The domain layer is now intimate with both persistence and web layers. Any of them changing forces edits to the others. The cure is the same as before — but the enforcement moves to architecture-level tools: JPMS module boundaries, ArchUnit rules, hexagonal ports/adapters (covered in professional.md).

8. When intimacy is okay

A senior view also recognises legitimate exceptions. Not every cross-class reference is intimacy:

  • Parent-child within an aggregate. A Tree.Node legitimately references its parent. The cycle exists by design, the aggregate scopes it, and no other class can poke at the nodes.
  • Value-object equality. Two Money values compare component-by-component; reading each other's amounts and currencies is the whole point.
  • Builders mutating their target.
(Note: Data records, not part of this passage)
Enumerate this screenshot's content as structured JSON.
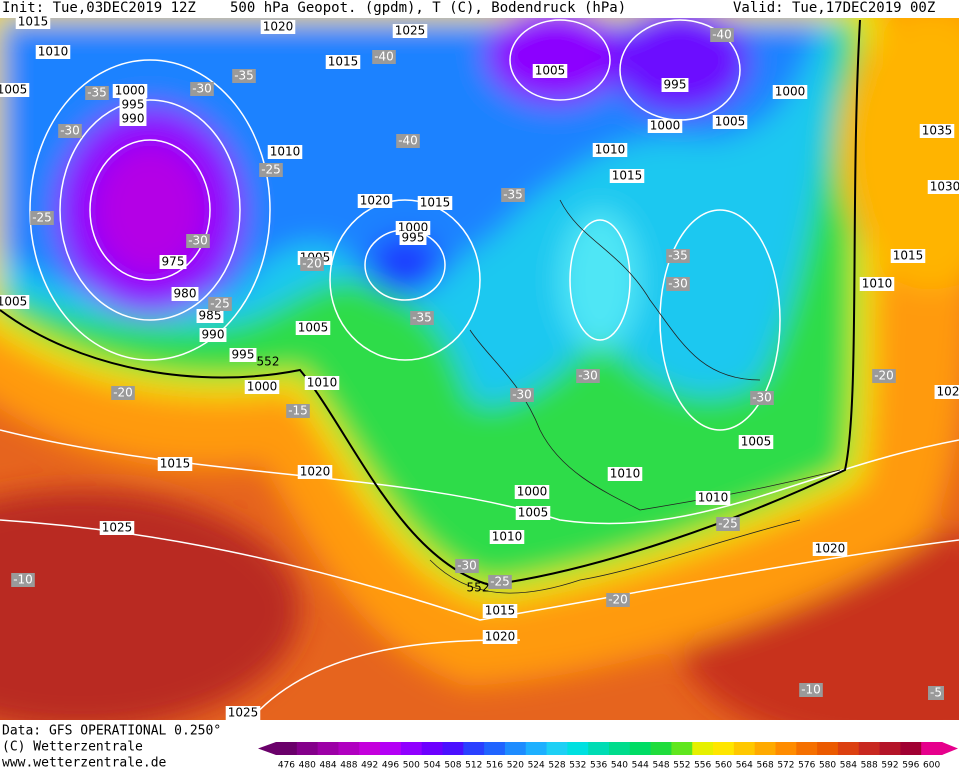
{
  "header": {
    "init": "Init: Tue,03DEC2019 12Z",
    "title": "500 hPa Geopot. (gpdm), T (C), Bodendruck (hPa)",
    "valid": "Valid: Tue,17DEC2019 00Z"
  },
  "footer": {
    "data": "Data: GFS OPERATIONAL 0.250°",
    "copyright": "(C) Wetterzentrale",
    "url": "www.wetterzentrale.de"
  },
  "colorbar": {
    "values": [
      476,
      480,
      484,
      488,
      492,
      496,
      500,
      504,
      508,
      512,
      516,
      520,
      524,
      528,
      532,
      536,
      540,
      544,
      548,
      552,
      556,
      560,
      564,
      568,
      572,
      576,
      580,
      584,
      588,
      592,
      596,
      600
    ],
    "colors": [
      "#6a006a",
      "#84008a",
      "#9c00a6",
      "#b000c0",
      "#c400dc",
      "#b400f5",
      "#9000ff",
      "#6c00ff",
      "#4a10ff",
      "#2a40ff",
      "#2064ff",
      "#1e8cff",
      "#1eb0ff",
      "#1ed0f5",
      "#00e0e0",
      "#00dcb4",
      "#00dc8c",
      "#00dc64",
      "#20dc3c",
      "#60e61e",
      "#e6f000",
      "#ffe600",
      "#ffc800",
      "#ffaa00",
      "#ff8c00",
      "#f57000",
      "#eb5a00",
      "#dc4010",
      "#c82820",
      "#b41428",
      "#a00032",
      "#e6008c"
    ]
  },
  "map": {
    "pressure_labels": [
      1015,
      1010,
      1005,
      1000,
      995,
      990,
      1020,
      1025,
      1015,
      1005,
      995,
      1000,
      1000,
      1005,
      1035,
      1030,
      1010,
      1010,
      1015,
      1020,
      1015,
      1000,
      995,
      975,
      1005,
      1015,
      1010,
      980,
      985,
      990,
      1005,
      995,
      1000,
      1010,
      1005,
      1015,
      1020,
      1010,
      1010,
      1000,
      1005,
      1025,
      1010,
      1020,
      1015,
      1020,
      1025,
      1005,
      102
    ],
    "temperature_labels": [
      -40,
      -40,
      -35,
      -35,
      -30,
      -30,
      -40,
      -25,
      -35,
      -25,
      -30,
      -20,
      -35,
      -30,
      -25,
      -35,
      -30,
      -30,
      -30,
      -20,
      -20,
      -15,
      -25,
      -30,
      -25,
      -20,
      -10,
      -10,
      -5
    ],
    "height_labels": [
      552,
      552
    ]
  }
}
A OrderBuilder legitimately writes into the Order under construction — for the duration of the build, the two are the same conceptual object.
  • Iterators over a collection. An Iterator<E> returned by List<E> knows the list's internal structure on purpose.
  • Inner classes. A non-static inner class is defined as having access to the enclosing instance. That's a deliberate trust relationship.

The test for legitimate intimacy is: the two classes ship together, ship as one concept, and cannot be substituted independently. If you'd never replace Order.Builder without also replacing Order, the intimacy is fine. If you could imagine Order with a different Customer implementation, the intimacy across that boundary is not.
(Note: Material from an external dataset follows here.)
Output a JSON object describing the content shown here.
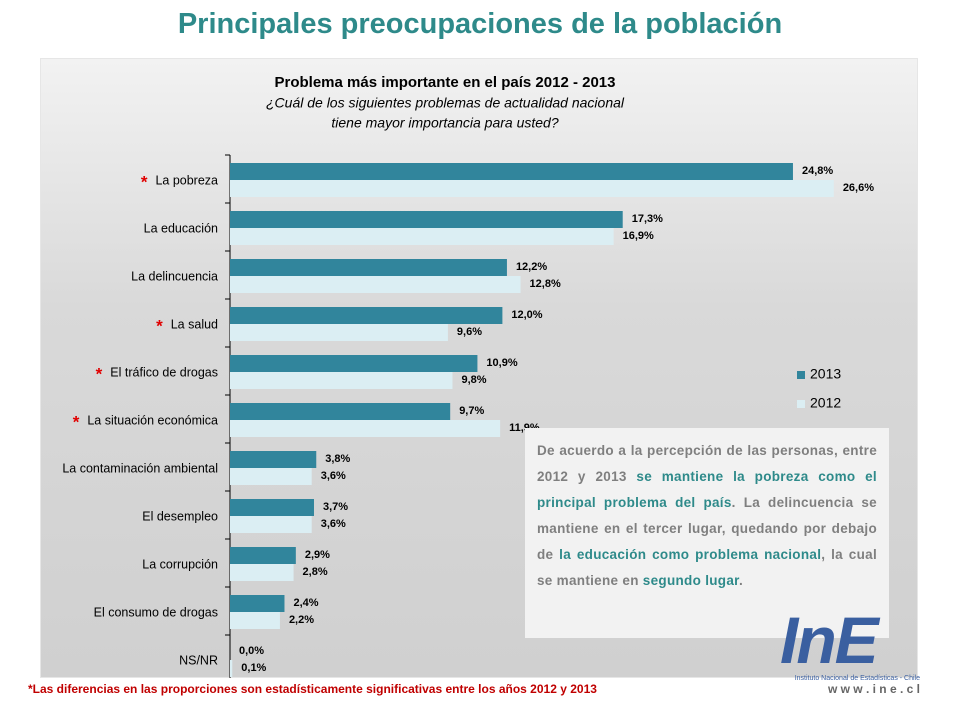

9. Intimacy debt across a codebase

Most legacy Java codebases carry years of accumulated intimacy. You cannot refactor it all in one sprint. A senior approach treats intimacy as technical debt with a known interest rate:

  • Inventory the pairs (the bidirectional-edge graph above).
  • Score each pair by change frequency (how often both classes are edited in the same commit, via git log --name-only).
  • Triage: high-frequency pairs go first; low-frequency pairs can wait or stay.
  • Budget a small refactor allowance per release — one pair per release is enough to make trend visible.
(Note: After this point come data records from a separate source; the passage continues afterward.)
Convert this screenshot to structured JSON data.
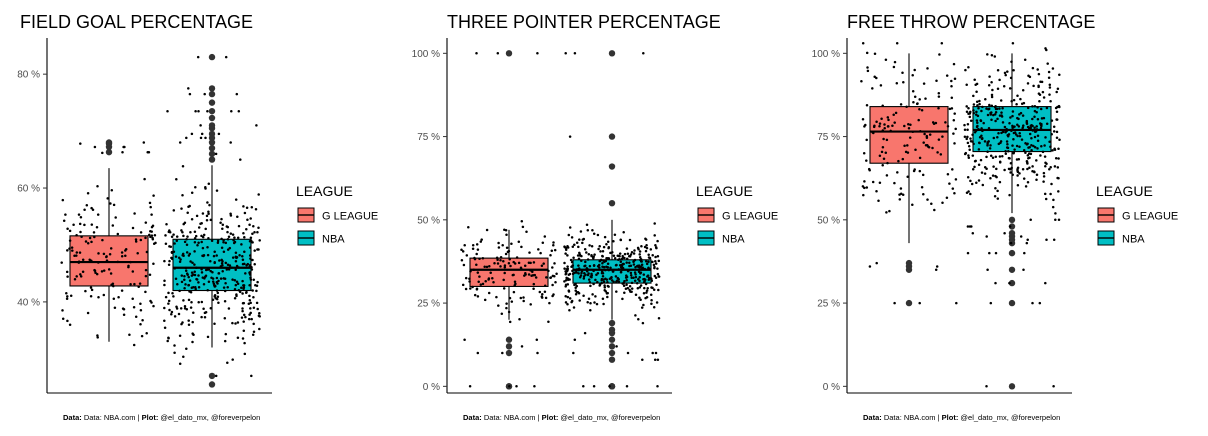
{
  "chart_data": [
    {
      "type": "box",
      "title": "FIELD GOAL PERCENTAGE",
      "xlabel": "",
      "ylabel": "",
      "categories": [
        "G LEAGUE",
        "NBA"
      ],
      "ylim": [
        24,
        86
      ],
      "yticks": [
        40,
        60,
        80
      ],
      "tick_labels": [
        "40 %",
        "60 %",
        "80 %"
      ],
      "boxes": [
        {
          "name": "G LEAGUE",
          "whisker_low": 33,
          "q1": 42.8,
          "median": 47,
          "q3": 51.6,
          "whisker_high": 63.5,
          "outliers": [
            66.3,
            67.2,
            67.8,
            68
          ]
        },
        {
          "name": "NBA",
          "whisker_low": 32,
          "q1": 42,
          "median": 46,
          "q3": 51,
          "whisker_high": 64,
          "outliers": [
            25.5,
            27,
            65,
            66,
            67,
            68,
            68.8,
            69.5,
            70.5,
            71,
            72.3,
            73.5,
            75,
            76.5,
            77.5,
            83
          ]
        }
      ],
      "legend": {
        "title": "LEAGUE",
        "entries": [
          "G LEAGUE",
          "NBA"
        ],
        "position": "right"
      },
      "caption": {
        "label1": "Data:",
        "text1": " Data: NBA.com | ",
        "label2": "Plot:",
        "text2": " @el_dato_mx, @foreverpelon"
      }
    },
    {
      "type": "box",
      "title": "THREE POINTER PERCENTAGE",
      "xlabel": "",
      "ylabel": "",
      "categories": [
        "G LEAGUE",
        "NBA"
      ],
      "ylim": [
        -2,
        104
      ],
      "yticks": [
        0,
        25,
        50,
        75,
        100
      ],
      "tick_labels": [
        "0 %",
        "25 %",
        "50 %",
        "75 %",
        "100 %"
      ],
      "boxes": [
        {
          "name": "G LEAGUE",
          "whisker_low": 20,
          "q1": 30,
          "median": 35,
          "q3": 38.5,
          "whisker_high": 47,
          "outliers": [
            0,
            0,
            10,
            12,
            14,
            100
          ]
        },
        {
          "name": "NBA",
          "whisker_low": 20,
          "q1": 31,
          "median": 35,
          "q3": 38,
          "whisker_high": 50,
          "outliers": [
            0,
            0,
            0,
            8,
            10,
            12,
            14,
            16,
            17,
            19,
            55,
            66,
            75,
            100
          ]
        }
      ],
      "legend": {
        "title": "LEAGUE",
        "entries": [
          "G LEAGUE",
          "NBA"
        ],
        "position": "right"
      },
      "caption": {
        "label1": "Data:",
        "text1": " Data: NBA.com | ",
        "label2": "Plot:",
        "text2": " @el_dato_mx, @foreverpelon"
      }
    },
    {
      "type": "box",
      "title": "FREE THROW PERCENTAGE",
      "xlabel": "",
      "ylabel": "",
      "categories": [
        "G LEAGUE",
        "NBA"
      ],
      "ylim": [
        -2,
        104
      ],
      "yticks": [
        0,
        25,
        50,
        75,
        100
      ],
      "tick_labels": [
        "0 %",
        "25 %",
        "50 %",
        "75 %",
        "100 %"
      ],
      "boxes": [
        {
          "name": "G LEAGUE",
          "whisker_low": 43,
          "q1": 67,
          "median": 76.5,
          "q3": 84,
          "whisker_high": 100,
          "outliers": [
            25,
            35,
            36,
            37
          ]
        },
        {
          "name": "NBA",
          "whisker_low": 52,
          "q1": 70.5,
          "median": 77,
          "q3": 84,
          "whisker_high": 100,
          "outliers": [
            0,
            25,
            31,
            35,
            40,
            43,
            44,
            45,
            46,
            48,
            50
          ]
        }
      ],
      "legend": {
        "title": "LEAGUE",
        "entries": [
          "G LEAGUE",
          "NBA"
        ],
        "position": "right"
      },
      "caption": {
        "label1": "Data:",
        "text1": " Data: NBA.com | ",
        "label2": "Plot:",
        "text2": " @el_dato_mx, @foreverpelon"
      }
    }
  ],
  "colors": {
    "g_league": "#F8766D",
    "nba": "#00BFC4",
    "ink": "#000000",
    "outlier": "#333333"
  }
}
Intimacy debt resembles SQL N+1: any single instance is cheap to fix, but a whole codebase of them is overwhelming. Pace the cleanup. Add a no-new-intimacy gate (ArchUnit) so the inventory doesn't grow.

10. Quick rules

  • Every cross-class field access is a claim of knowledge; count the claims, not the lines.
  • private is the only access modifier that actually hides — start there, raise only with reason.
  • Returned collections, stored references, and post-build builders are the three encapsulation leaks below the access modifier.
  • Bidirectional edges in your class graph are intimacy candidates; sort them by touch count and triage.
  • If two classes are intimate, ask first whether they're really one aggregate.
  • Interfaces hide design decisions too — getItems(): List is a leak.
  • Cross-layer intimacy is worse than cross-class intimacy; enforce layer boundaries with architecture tests.
  • Some intimacy is legitimate — aggregates, value-object equality, builders, iterators, inner classes.

11. What's next

Topic File
JPMS, ArchUnit, hexagonal architecture for enforcing boundaries professional.md
CBO/MPC metrics, JLS access rules, and how the spec backs hiding specification.md
Bugs from intimate code (bidirectional JPA, serialization cycles, leaks) find-bug.md
Runtime cost of bidirectional fetches and equals/hashCode cycles optimize.md
Practice refactors tasks.md
Interview Q&A interview.md

Memorize this: Inappropriate Intimacy is a failure of information hiding. Every cross-class read or write is a claim that both classes are now liable for. Java's access modifiers don't enforce hiding — private plus rigorous reference discipline does. Detect intimacy with bidirectional-edge graphs, fix it by naming the missing aggregate, and budget the cleanup as ongoing debt service.